Beyond Meat-Aktie: Woche der Wahrheit!

Der Hersteller pflanzlicher Fleischersatzprodukte steht vor einer kritischen Woche mit Sammelklage-Frist, verspätetem Jahresabschluss und der Gefahr eines Börsen-Delistings.

Auf einen Blick:
  • Frist für Sammelklage-Hauptkläger endet am 24. März
  • Verspätete Jahreszahlen und Bilanzschwäche erwartet
  • Nasdaq droht mit Streichung bei Kurs unter 1 US-Dollar
  • Markt für pflanzliche Fleischalternativen schrumpft deutlich

Beyond Meat steht vor einer der schwierigsten Wochen seiner Unternehmensgeschichte. Sammelklage, verspätete Jahresergebnisse und eine drohende Nasdaq-Streichung treffen gleichzeitig aufeinander – und das bei einem Aktienkurs, der seit dem Börsengang um rund 97 Prozent gefallen ist.

Sammelklage mit Frist bis zum 24. März

Mehrere US-Anwaltskanzleien – darunter Berger Montague, Pomerantz und Levi & Korsinsky – erinnerten Aktionäre diese Woche an die bevorstehende Frist: Wer als Hauptkläger in der Sammelklage auftreten möchte, muss sich bis zum 24. März 2026 melden.

Die Klage richtet sich gegen Investoren-Kommunikation aus dem Zeitraum Februar bis November 2025. Der Vorwurf: Beyond Meat habe wesentliche Fehlinformationen über den Buchwert langlebiger Vermögenswerte verbreitet.
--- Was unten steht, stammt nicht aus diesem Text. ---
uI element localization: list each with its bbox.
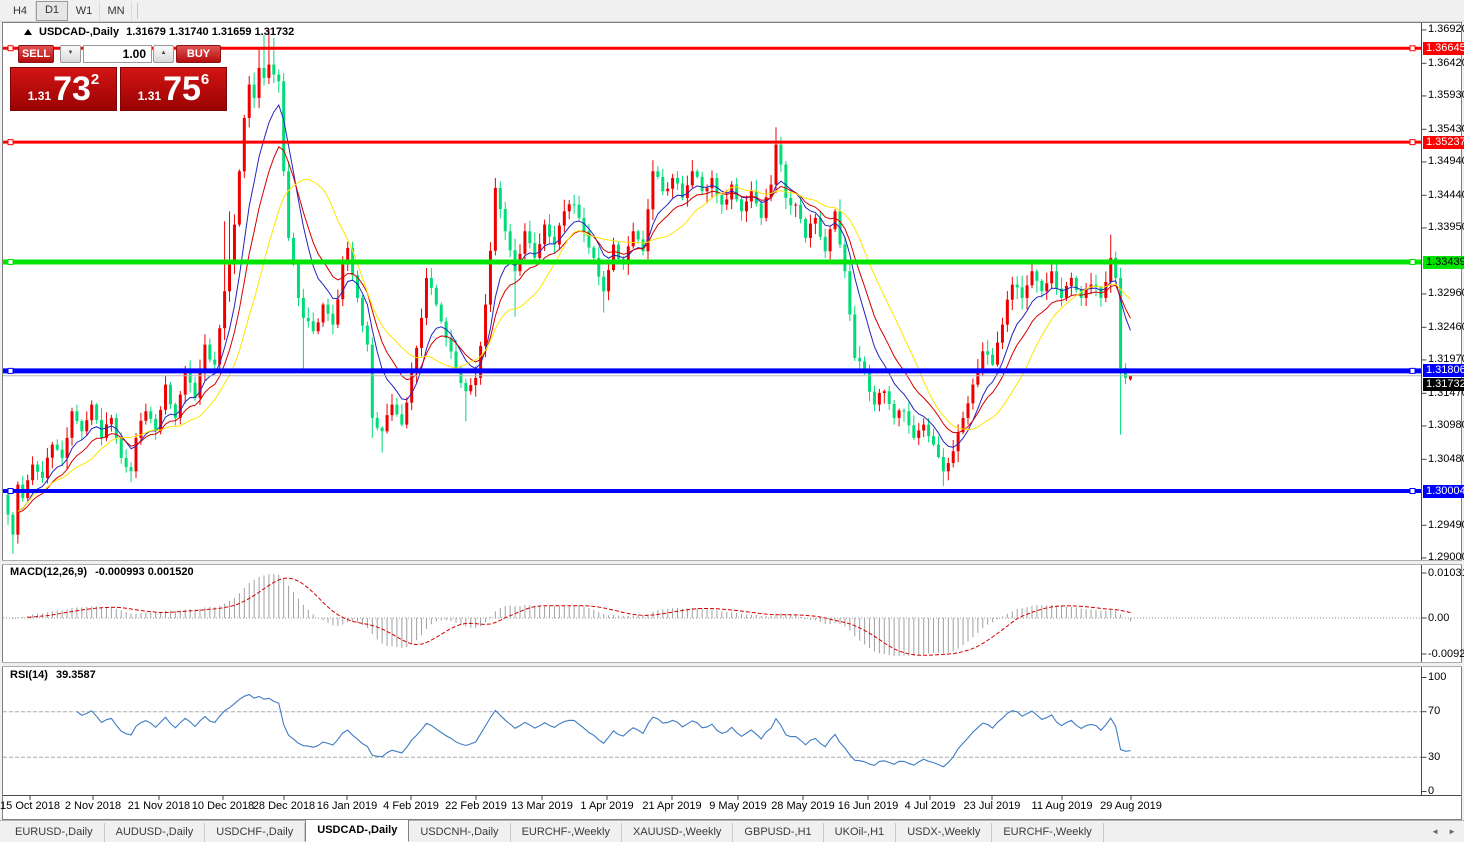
sell-button[interactable]: SELL xyxy=(18,45,54,63)
sell-price-big: 73 xyxy=(53,70,91,108)
macd-axis-tick: -0.009203 xyxy=(1428,647,1464,660)
price-axis-tick: 1.29000 xyxy=(1428,551,1464,564)
volume-increase-button[interactable]: ▲ xyxy=(153,45,174,63)
timeframe-button-W1[interactable]: W1 xyxy=(68,0,100,21)
tab-usdcnh-daily[interactable]: USDCNH-,Daily xyxy=(409,823,511,842)
price-axis-tick: 1.34940 xyxy=(1428,155,1464,168)
one-click-trade-panel: SELL ▼ ▲ BUY 1.31 73 2 1.31 75 6 xyxy=(10,45,228,111)
tab-xauusd-weekly[interactable]: XAUUSD-,Weekly xyxy=(622,823,734,842)
volume-input[interactable] xyxy=(83,45,152,63)
buy-price-big: 75 xyxy=(163,70,201,108)
macd-indicator-label: MACD(12,26,9) -0.000993 0.001520 xyxy=(10,566,194,578)
tab-usdchf-daily[interactable]: USDCHF-,Daily xyxy=(205,823,306,842)
tab-scroll-left-icon[interactable]: ◄ xyxy=(1431,827,1440,836)
buy-price-prefix: 1.31 xyxy=(137,89,162,103)
price-axis-tick: 1.34440 xyxy=(1428,188,1464,201)
tab-eurchf-weekly[interactable]: EURCHF-,Weekly xyxy=(992,823,1104,842)
tab-gbpusd-h1[interactable]: GBPUSD-,H1 xyxy=(733,823,824,842)
rsi-axis-tick: 30 xyxy=(1428,750,1441,763)
buy-button[interactable]: BUY xyxy=(176,45,221,63)
symbol-up-triangle-icon xyxy=(24,29,32,35)
rsi-value: 39.3587 xyxy=(55,669,96,681)
buy-price-button[interactable]: 1.31 75 6 xyxy=(120,67,227,111)
rsi-axis-tick: 70 xyxy=(1428,705,1441,718)
tab-eurchf-weekly[interactable]: EURCHF-,Weekly xyxy=(511,823,622,842)
price-axis-tick: 1.32460 xyxy=(1428,320,1464,333)
chevron-down-icon: ▼ xyxy=(67,50,74,56)
sell-price-pip: 2 xyxy=(90,71,100,88)
chart-window xyxy=(2,22,1462,820)
tab-usdcad-daily[interactable]: USDCAD-,Daily xyxy=(305,819,410,842)
rsi-indicator-label: RSI(14) 39.3587 xyxy=(10,669,96,681)
chart-tab-bar: EURUSD-,Daily AUDUSD-,Daily USDCHF-,Daily U… xyxy=(0,819,1464,842)
rsi-panel-splitter[interactable] xyxy=(2,662,1462,667)
chart-title: USDCAD-,Daily 1.31679 1.31740 1.31659 1.… xyxy=(24,26,294,38)
volume-decrease-button[interactable]: ▼ xyxy=(60,45,81,63)
macd-axis-tick: 0.00 xyxy=(1428,611,1450,624)
price-axis-tick: 1.30980 xyxy=(1428,419,1464,432)
macd-axis-tick: 0.010311 xyxy=(1428,566,1464,579)
tab-audusd-daily[interactable]: AUDUSD-,Daily xyxy=(105,823,206,842)
price-axis-tick: 1.30480 xyxy=(1428,452,1464,465)
buy-price-pip: 6 xyxy=(200,71,210,88)
sell-price-button[interactable]: 1.31 73 2 xyxy=(10,67,117,111)
timeframe-button-H4[interactable]: H4 xyxy=(4,0,36,21)
sell-price-prefix: 1.31 xyxy=(27,89,52,103)
price-level-tag-1.30004: 1.30004 xyxy=(1423,484,1464,498)
price-level-tag-1.35237: 1.35237 xyxy=(1423,135,1464,149)
price-level-tag-1.31806: 1.31806 xyxy=(1423,364,1464,378)
timeframe-toolbar: H4 D1 W1 MN xyxy=(0,0,1464,22)
date-axis-label: 29 Aug 2019 xyxy=(1100,800,1162,812)
chevron-up-icon: ▲ xyxy=(160,50,167,56)
macd-panel-splitter[interactable] xyxy=(2,560,1462,565)
price-level-tag-1.31732: 1.31732 xyxy=(1423,377,1464,391)
price-axis-tick: 1.29490 xyxy=(1428,518,1464,531)
macd-name: MACD(12,26,9) xyxy=(10,566,88,578)
price-level-tag-1.36645: 1.36645 xyxy=(1423,41,1464,55)
toolbar-separator xyxy=(137,2,138,19)
price-axis-tick: 1.35430 xyxy=(1428,122,1464,135)
tab-usdx-weekly[interactable]: USDX-,Weekly xyxy=(896,823,993,842)
macd-values: -0.000993 0.001520 xyxy=(95,566,194,578)
price-level-tag-1.33439: 1.33439 xyxy=(1423,255,1464,269)
rsi-name: RSI(14) xyxy=(10,669,48,681)
chart-title-ohlc: 1.31679 1.31740 1.31659 1.31732 xyxy=(126,26,295,38)
rsi-axis-tick: 0 xyxy=(1428,785,1435,797)
tab-nav: ◄ ► xyxy=(1431,827,1456,836)
price-axis-tick: 1.33950 xyxy=(1428,221,1464,234)
tab-ukoil-h1[interactable]: UKOil-,H1 xyxy=(824,823,897,842)
tab-scroll-right-icon[interactable]: ► xyxy=(1448,827,1456,836)
rsi-axis-tick: 100 xyxy=(1428,671,1447,683)
chart-title-symbol: USDCAD-,Daily xyxy=(39,26,120,38)
timeframe-button-MN[interactable]: MN xyxy=(100,0,132,21)
price-axis-tick: 1.35930 xyxy=(1428,89,1464,102)
tab-eurusd-daily[interactable]: EURUSD-,Daily xyxy=(4,823,105,842)
price-axis-tick: 1.36920 xyxy=(1428,23,1464,36)
timeframe-button-D1[interactable]: D1 xyxy=(36,0,68,21)
price-axis-tick: 1.36420 xyxy=(1428,56,1464,69)
price-axis-tick: 1.32960 xyxy=(1428,287,1464,300)
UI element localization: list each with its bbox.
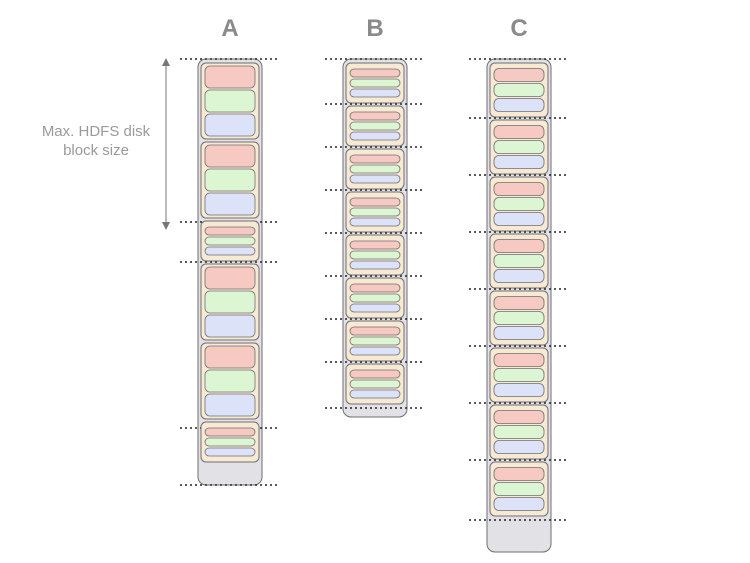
column-a-block-4-red-band — [204, 266, 256, 290]
column-b-block-8-red-band — [349, 369, 401, 379]
column-a-block-5-blue-band — [204, 393, 256, 417]
column-a-block-3-blue-band — [204, 246, 256, 256]
column-b-block-4-red-band — [349, 197, 401, 207]
column-b-block-5-green-band — [349, 250, 401, 260]
column-c-block-4-blue-band — [493, 269, 545, 283]
column-b-block-2-blue-band — [349, 131, 401, 141]
column-a-block-2-blue-band — [204, 192, 256, 216]
column-b-block-7-red-band — [349, 326, 401, 336]
column-b-block-8-blue-band — [349, 389, 401, 399]
column-c-block-7-green-band — [493, 425, 545, 439]
column-c-block-1-blue-band — [493, 98, 545, 112]
column-c-block-4-green-band — [493, 254, 545, 268]
column-b-block-4-blue-band — [349, 217, 401, 227]
column-c-block-1-green-band — [493, 83, 545, 97]
column-a-block-2-green-band — [204, 168, 256, 192]
column-b-block-7-green-band — [349, 336, 401, 346]
column-a-block-3-green-band — [204, 236, 256, 246]
column-b-block-1-green-band — [349, 78, 401, 88]
column-c-block-8-green-band — [493, 482, 545, 496]
column-c-block-2-green-band — [493, 140, 545, 154]
column-c-block-2-blue-band — [493, 155, 545, 169]
column-b-block-5-red-band — [349, 240, 401, 250]
column-a-block-2-red-band — [204, 144, 256, 168]
column-a-block-1-red-band — [204, 65, 256, 89]
column-c-title: C — [510, 15, 527, 42]
max-block-size-label-line2: block size — [63, 142, 129, 159]
column-b-block-2-red-band — [349, 111, 401, 121]
column-b-block-3-green-band — [349, 164, 401, 174]
column-b-block-4-green-band — [349, 207, 401, 217]
column-a-block-6-red-band — [204, 427, 256, 437]
column-a-title: A — [221, 15, 238, 42]
column-c-block-4-red-band — [493, 239, 545, 253]
column-b-block-6-blue-band — [349, 303, 401, 313]
column-a-block-3-red-band — [204, 226, 256, 236]
column-c-block-2-red-band — [493, 125, 545, 139]
column-c-lines — [469, 58, 569, 521]
column-c-block-6-red-band — [493, 353, 545, 367]
column-c-block-7-blue-band — [493, 440, 545, 454]
column-c-block-3-green-band — [493, 197, 545, 211]
column-b-block-8-green-band — [349, 379, 401, 389]
column-c-block-5-red-band — [493, 296, 545, 310]
column-a-blocks — [200, 62, 260, 463]
column-c-block-7-red-band — [493, 410, 545, 424]
column-b-title: B — [366, 15, 383, 42]
column-b-lines — [325, 58, 425, 409]
column-b-block-6-green-band — [349, 293, 401, 303]
column-c-block-3-blue-band — [493, 212, 545, 226]
column-b-block-3-blue-band — [349, 174, 401, 184]
column-c-block-5-green-band — [493, 311, 545, 325]
column-c-blocks — [489, 62, 549, 517]
column-b — [325, 58, 425, 418]
column-b-block-1-red-band — [349, 68, 401, 78]
column-c-block-3-red-band — [493, 182, 545, 196]
column-a — [180, 58, 280, 486]
column-a-block-1-blue-band — [204, 113, 256, 137]
column-a-block-6-green-band — [204, 437, 256, 447]
column-b-block-3-red-band — [349, 154, 401, 164]
column-b-block-5-blue-band — [349, 260, 401, 270]
column-c-block-5-blue-band — [493, 326, 545, 340]
column-b-block-6-red-band — [349, 283, 401, 293]
column-c-block-1-red-band — [493, 68, 545, 82]
column-c-block-8-red-band — [493, 467, 545, 481]
column-a-block-4-green-band — [204, 290, 256, 314]
column-a-block-1-green-band — [204, 89, 256, 113]
column-c-block-8-blue-band — [493, 497, 545, 511]
column-a-block-5-red-band — [204, 345, 256, 369]
column-b-block-1-blue-band — [349, 88, 401, 98]
column-c — [469, 58, 569, 553]
column-b-blocks — [345, 62, 405, 405]
column-b-block-2-green-band — [349, 121, 401, 131]
column-c-block-6-green-band — [493, 368, 545, 382]
column-a-block-5-green-band — [204, 369, 256, 393]
column-c-block-6-blue-band — [493, 383, 545, 397]
column-a-block-4-blue-band — [204, 314, 256, 338]
max-block-size-label-line1: Max. HDFS disk — [42, 123, 151, 140]
column-a-block-6-blue-band — [204, 447, 256, 457]
column-b-block-7-blue-band — [349, 346, 401, 356]
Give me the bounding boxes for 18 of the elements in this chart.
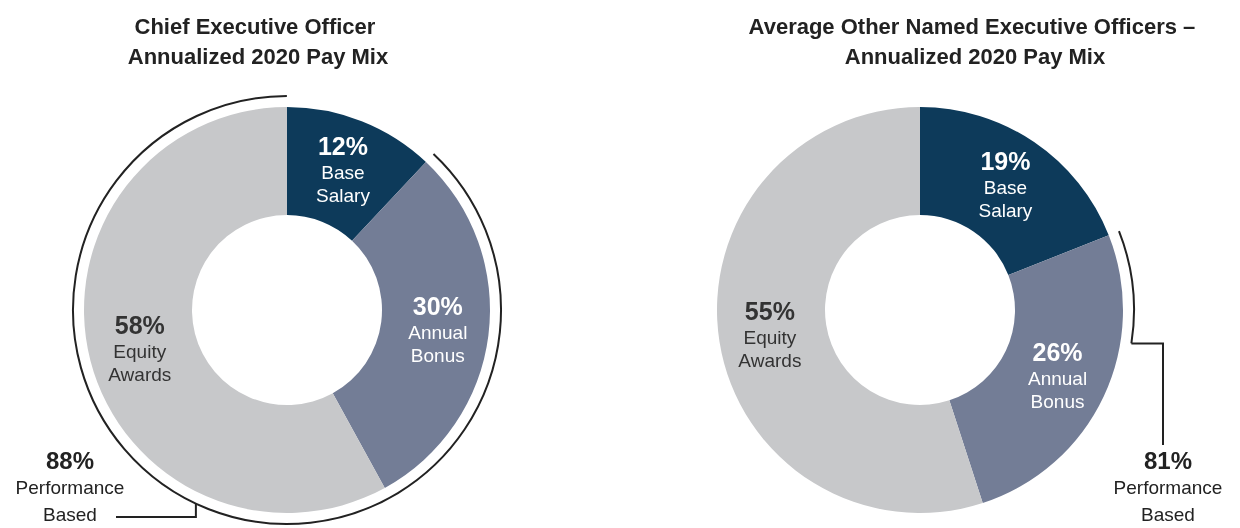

Konkret soll das Unternehmen verschwiegen haben, dass diese Buchwerte den tatsächlichen Marktwert überstiegen – und damit eine erhebliche nicht zahlungswirksame Wertminderung absehbar war.

Der Auslöser war eine Meldung vom Oktober 2025, in der Beyond Meat eine „wesentliche“ Wertberichtigung ankündigte. Die Aktie verlor daraufhin an einem einzigen Tag rund 23 Prozent. Im November folgte die Bestätigung: Für das dritte Quartal wies das Unternehmen einen operativen Verlust von 112,3 Millionen Dollar aus – davon allein 77,4 Millionen Dollar durch nicht zahlungswirksame Wertminderungen.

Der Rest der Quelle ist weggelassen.